Pulang? ah, terlalu berlebihan.

"Eh iya, aduh.. maaf ya Ludiraa. Kelewat bahagia sampai ibu lupa, mau jam berapa kesininya?"

"Jangan repot masak ini itu, Bu. InsyaAllah selepas sarapan kita berangkat. Terlalu pagi atau tidak ya, Bu?" tanyaku ragu, sebenarnya aku lebih memilih untuk datang sekitar pukul sepuluh. Namun putri kecilku itu bahkan meminta selepas berbenah kita berangkat. Rasanya tidak sopan jika harus bertamu di waktu sarapan.

"Sarapan di sini aja sekalian. Di jemput sama Narendra ya?"

Ah, Ibu. "Tidak bu, biar kita sendiri saja yang kesana,"

"Oke deh, tapi sarapan di sini saja ya? sekarang baru pukul segini. Lebih cepat lebih baik, syukur kalau nginap ya sayang."

Aku sedikit merasa bahwa Narendra ini cenderung mirip sama ibunya di banding bapaknya.

"Besok senin, Bu. Jadi maaf nggak bisa nginap." jawabku pelan.

"Kan bisa berangkat dari sini, sayaaang." ucap Ibu Basuki yang di susul suara deheman Bapak. Membuatku tertawa kecil.

"Ibu itu emang tipe di kasih jantung minta semuanya." Sahut Bapak keras.

Aku semakin tertawa lepas, aku yang sebatang kara dan setelah kehilangan Mas Dodi, kebahagian kecil seperti ini terasa mewah untukku.

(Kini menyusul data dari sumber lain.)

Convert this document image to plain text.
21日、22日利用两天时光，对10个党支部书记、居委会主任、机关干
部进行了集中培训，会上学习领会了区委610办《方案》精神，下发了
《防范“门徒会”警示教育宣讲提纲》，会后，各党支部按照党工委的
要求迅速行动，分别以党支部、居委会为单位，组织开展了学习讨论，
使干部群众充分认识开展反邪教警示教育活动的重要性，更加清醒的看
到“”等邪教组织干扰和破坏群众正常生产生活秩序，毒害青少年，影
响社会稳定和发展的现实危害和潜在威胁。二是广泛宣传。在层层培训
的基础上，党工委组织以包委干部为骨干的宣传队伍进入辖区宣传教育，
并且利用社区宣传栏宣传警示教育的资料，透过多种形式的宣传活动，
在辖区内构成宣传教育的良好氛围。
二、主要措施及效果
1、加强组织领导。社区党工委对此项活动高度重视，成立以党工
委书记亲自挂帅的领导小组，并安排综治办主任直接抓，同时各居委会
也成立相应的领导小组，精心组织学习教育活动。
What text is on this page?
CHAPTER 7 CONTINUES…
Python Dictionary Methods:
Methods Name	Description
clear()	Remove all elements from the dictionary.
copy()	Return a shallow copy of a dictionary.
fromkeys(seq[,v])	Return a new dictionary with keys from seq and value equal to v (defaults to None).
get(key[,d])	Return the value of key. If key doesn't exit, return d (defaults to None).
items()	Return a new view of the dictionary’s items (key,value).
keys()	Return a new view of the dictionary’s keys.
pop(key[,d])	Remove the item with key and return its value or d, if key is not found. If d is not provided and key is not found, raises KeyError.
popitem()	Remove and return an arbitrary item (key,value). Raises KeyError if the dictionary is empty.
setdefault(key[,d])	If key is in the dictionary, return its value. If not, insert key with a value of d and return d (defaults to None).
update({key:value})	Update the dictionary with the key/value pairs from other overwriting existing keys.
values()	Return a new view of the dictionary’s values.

"Bapak itu loo, sejelek jeleknya ibu... Bapak buktinya tidak bisa lepas dari ibu."

Aku berdehem, jangaaan sampai telingaku kembali menjadi bukti berapa romantisnya mereka berdua.

"Haha, jangan lupa ya sayang. Sarapan di sini atau di jemput Narendra."

"Iya, Bu. Kami usahakan sebelum waktunya sarapan sudah di sana. Tapi tolong biar kami berangkat sendiri saja."

"Duuh, nggak sabar ini ibu. Ibu tunggu yaaa."

"iya, sudah ya bu, Assalamu'alaikum."

"Waalaikumsalam."

Setelah mematikan sambungan telepon, senyum masih saja mengembang di wajahku. Tentu saja bukan karena Narendra, tapi kebahagiaan bernama keluarga yang baru saja aku rasakan.

"Mamaaa.. Tolongin Almeera angkat ini, Maa." teriak putriku dari ruang laundry.

Mengenal Narendra itu bukan hanya memberikan efek positif bagi putriku, efek negatif nya juga begitu terasa nyata. Ini dari anak perempuan yang kalem, sekarang bisa teriak teriak begini.

"Ada apa sih sayang? Perlu banget ya teriak teriak begitu?" tegur kau halus yang di jawab permintaan maaf serta senyum penyesalan yang malu malu.

"Susah gini, Ma. Ini berat bangeet."

Aku menoleh ke arah bedcover yang di cuci oleh putriku, "Kok nggak bilang mau nyuci inii." ucapku pelan sambil mengambil bedcover tersebut. "Tadi Almeera sudah bilang, tapi mama lagi asyik telepon."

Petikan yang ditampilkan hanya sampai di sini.